Aster DM Healthcare promoters cut pledged shares to 41% after debt refinancing
The promoters of healthcare player, Aster DM Healthcare had reduced their share pledge from 99 per cent to 41 per cent after completing a debt refinancing transaction from top-tier global financial institutions.
As part of the refinancing process, the new reputed lenders—JP Morgan, HSBC, and Barclays—provided fresh funding, enabling Aster DM Healthcare promoters to refinance its existing loans at better terms and loan-to-value (LTV).
Dr. Azad Moopen, Founder and Chairman of Aster DM Healthcare, said, “The reduction in Aster’s pledged shares reflects our financial strength as promoters, amid the volatile global market conditions. This development also strengthens trust among stakeholders, investors, and partners as we expand in India.”

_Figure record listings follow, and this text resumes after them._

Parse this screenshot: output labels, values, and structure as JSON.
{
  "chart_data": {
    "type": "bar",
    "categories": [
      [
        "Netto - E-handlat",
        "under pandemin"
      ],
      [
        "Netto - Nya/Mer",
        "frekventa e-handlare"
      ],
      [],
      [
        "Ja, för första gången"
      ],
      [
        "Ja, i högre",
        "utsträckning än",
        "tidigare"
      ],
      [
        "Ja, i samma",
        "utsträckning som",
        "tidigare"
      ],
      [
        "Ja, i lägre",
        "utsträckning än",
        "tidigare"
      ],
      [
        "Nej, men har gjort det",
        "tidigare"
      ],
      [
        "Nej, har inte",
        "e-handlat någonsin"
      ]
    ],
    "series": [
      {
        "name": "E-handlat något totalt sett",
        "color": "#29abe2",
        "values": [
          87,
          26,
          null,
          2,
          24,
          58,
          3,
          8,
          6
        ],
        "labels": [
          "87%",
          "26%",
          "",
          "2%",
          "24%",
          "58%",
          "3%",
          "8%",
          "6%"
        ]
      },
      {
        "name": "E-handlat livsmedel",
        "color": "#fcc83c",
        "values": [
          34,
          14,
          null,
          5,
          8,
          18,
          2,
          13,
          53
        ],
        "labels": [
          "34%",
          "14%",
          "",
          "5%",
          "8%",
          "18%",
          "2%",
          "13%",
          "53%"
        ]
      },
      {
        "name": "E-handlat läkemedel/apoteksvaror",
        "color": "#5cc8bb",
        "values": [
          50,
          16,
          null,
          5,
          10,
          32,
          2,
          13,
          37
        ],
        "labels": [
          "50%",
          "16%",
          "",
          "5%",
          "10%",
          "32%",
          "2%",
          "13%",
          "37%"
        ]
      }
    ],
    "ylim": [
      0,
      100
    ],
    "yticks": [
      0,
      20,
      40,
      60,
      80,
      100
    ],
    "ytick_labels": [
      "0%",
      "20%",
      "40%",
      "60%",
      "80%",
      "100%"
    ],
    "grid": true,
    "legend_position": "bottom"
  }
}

Aster operates in India with a strong presence across primary, secondary, tertiary, and quaternary healthcare through 19 hospitals with 5,128 beds, 13 clinics, 203 pharmacies (Operated by Alfaone Retail Pharmacies Private Limited under brand license from Aster), and 254 labs and patient experience centers across 5 states in India.
The company reported an increase in adjusted net profit (post NCI) by 30 per cent year-on-year (YoY) to ₹81 crore for its India business in Q3 FY25, up from ₹62 crore in Q3FY24. The revenue stood at ₹1,050 crore, and operating EBITDA was up by 20 per cent YoY to ₹202 crore.